Neighbors rescue nine abandoned puppies in Nedrow, investigators seek owner
Nine puppies spent about three days on Lions Den Road before neighbors fed them and got them to the CNY SPCA, where they are now recovering.

Nine puppies are alive and getting care after a disturbing abandonment in Nedrow turned into a neighborhood rescue effort. The dogs were left along a dead-end stretch of Lions Den Road and, according to CNY Central, spent about three days there before they were safely captured and taken to the CNY SPCA.
The rescue began when Samantha Peck saw a pickup truck driving the wrong way near her home Friday night. Soon after, puppies started running into her yard, and Peck and her husband realized something was terribly wrong. Peck said the animals looked malnourished and neglected, with visible ribs, fleas, ticks and scabs on some of them.
From there, Peck, her husband and nearby residents kept the puppies alive at the end of the road. They set up a makeshift shelter and returned again and again with food, water, blankets and hay until the animals could be collected. One puppy, now named Lucy, appeared injured and may have been thrown from the truck, and Peck has decided to keep that dog herself.

The remaining puppies, about five months old, were transferred to the CNY SPCA, where staff said they arrived underweight and dealing with parasites. The shelter said the puppies all appear to be related and are now receiving deworming treatment, vaccinations and carefully monitored feeding as they recover.
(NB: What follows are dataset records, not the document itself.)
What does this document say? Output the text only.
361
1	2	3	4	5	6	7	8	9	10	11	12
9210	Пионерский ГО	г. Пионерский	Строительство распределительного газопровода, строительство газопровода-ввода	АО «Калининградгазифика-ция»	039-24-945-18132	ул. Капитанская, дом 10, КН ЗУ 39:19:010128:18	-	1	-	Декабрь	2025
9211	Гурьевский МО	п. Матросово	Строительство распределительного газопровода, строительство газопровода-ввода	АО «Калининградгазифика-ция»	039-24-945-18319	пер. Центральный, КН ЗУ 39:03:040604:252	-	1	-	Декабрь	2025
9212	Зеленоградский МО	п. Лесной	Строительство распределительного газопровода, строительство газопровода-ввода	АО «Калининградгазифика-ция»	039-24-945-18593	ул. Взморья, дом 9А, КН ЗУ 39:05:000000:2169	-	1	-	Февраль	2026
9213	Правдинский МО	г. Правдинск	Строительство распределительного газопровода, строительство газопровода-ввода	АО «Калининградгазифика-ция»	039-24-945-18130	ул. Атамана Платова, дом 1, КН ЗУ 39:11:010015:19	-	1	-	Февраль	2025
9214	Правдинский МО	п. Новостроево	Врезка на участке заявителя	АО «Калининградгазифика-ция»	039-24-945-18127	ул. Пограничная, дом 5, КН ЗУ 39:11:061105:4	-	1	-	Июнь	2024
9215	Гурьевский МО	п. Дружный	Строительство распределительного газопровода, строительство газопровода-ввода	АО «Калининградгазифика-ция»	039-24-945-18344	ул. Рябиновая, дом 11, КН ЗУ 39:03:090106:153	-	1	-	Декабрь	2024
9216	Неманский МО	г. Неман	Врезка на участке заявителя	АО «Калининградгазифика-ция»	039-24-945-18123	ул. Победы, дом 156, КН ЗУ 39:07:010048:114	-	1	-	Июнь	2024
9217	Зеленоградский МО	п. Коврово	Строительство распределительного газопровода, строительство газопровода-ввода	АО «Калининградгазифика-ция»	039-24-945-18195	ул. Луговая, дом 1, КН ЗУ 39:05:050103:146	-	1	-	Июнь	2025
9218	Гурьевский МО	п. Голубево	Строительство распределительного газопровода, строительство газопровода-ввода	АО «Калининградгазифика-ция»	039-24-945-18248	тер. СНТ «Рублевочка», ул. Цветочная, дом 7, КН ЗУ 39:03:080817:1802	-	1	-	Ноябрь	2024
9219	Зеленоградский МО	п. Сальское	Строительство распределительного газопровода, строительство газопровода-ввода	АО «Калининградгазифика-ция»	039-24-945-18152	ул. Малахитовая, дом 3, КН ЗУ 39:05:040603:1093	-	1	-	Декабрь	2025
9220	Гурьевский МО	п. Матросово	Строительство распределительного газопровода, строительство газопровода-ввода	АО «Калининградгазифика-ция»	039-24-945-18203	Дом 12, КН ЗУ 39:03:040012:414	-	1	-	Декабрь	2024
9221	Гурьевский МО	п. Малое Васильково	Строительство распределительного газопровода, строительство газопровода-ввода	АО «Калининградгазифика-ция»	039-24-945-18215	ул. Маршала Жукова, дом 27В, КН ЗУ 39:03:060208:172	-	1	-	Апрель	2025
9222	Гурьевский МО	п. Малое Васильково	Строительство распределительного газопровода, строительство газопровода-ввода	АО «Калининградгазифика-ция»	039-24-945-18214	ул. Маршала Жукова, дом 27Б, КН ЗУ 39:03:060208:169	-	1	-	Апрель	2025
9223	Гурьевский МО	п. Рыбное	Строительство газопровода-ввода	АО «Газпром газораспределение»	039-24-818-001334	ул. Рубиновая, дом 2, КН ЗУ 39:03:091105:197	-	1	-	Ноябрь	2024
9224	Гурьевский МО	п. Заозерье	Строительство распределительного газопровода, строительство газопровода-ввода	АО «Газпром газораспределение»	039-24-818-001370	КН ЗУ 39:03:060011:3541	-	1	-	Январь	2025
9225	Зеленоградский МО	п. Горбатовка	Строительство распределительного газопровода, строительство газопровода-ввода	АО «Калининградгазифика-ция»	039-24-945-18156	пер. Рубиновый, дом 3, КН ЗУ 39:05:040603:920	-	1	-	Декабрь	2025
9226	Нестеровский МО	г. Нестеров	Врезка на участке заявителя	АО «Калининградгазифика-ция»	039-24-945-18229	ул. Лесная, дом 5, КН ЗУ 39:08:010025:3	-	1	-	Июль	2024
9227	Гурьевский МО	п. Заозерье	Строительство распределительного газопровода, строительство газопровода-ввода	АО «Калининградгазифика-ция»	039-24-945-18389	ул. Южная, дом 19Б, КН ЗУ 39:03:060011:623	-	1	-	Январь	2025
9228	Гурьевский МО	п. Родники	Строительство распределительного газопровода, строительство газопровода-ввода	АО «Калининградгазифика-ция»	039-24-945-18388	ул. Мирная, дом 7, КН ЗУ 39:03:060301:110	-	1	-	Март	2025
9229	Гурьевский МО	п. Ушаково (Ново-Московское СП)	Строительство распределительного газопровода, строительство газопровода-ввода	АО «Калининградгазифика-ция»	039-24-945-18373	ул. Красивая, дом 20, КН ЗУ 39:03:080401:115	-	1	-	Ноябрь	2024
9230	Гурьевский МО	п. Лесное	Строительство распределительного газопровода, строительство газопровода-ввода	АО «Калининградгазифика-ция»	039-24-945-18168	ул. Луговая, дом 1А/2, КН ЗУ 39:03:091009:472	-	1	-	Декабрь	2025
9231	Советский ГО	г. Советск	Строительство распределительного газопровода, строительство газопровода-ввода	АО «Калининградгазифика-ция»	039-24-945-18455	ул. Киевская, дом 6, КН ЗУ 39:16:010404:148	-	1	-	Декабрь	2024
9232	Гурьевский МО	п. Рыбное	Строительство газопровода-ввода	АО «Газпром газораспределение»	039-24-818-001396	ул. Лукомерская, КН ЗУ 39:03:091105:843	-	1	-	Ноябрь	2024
Danielle Basciano of the CNY SPCA said the dogs were very scared and still nervous, and she said abandonment cases are becoming more common across Central New York.
Investigators are still trying to identify whoever dumped the puppies. The Onondaga County District Attorney’s Office said there were no specific leads, and investigators are asking for tips about a newer dark-colored four-door pickup truck, possibly with a light bar across the windshield. The case has also sharpened attention on the gap between animal cruelty and animal protection laws, which Basciano said often do not go far enough to hold offenders accountable.
The CNY SPCA says it has been part of the community for more than 130 years, with a mission centered on sheltering, adoption, education and enforcement of animal welfare laws. For anyone who sees an abandonment case like this, the route forward is clear: report it to investigators, and if a shelter needs help, support it through adoption, fostering or donations so the next litter does not spend days waiting at the side of a road.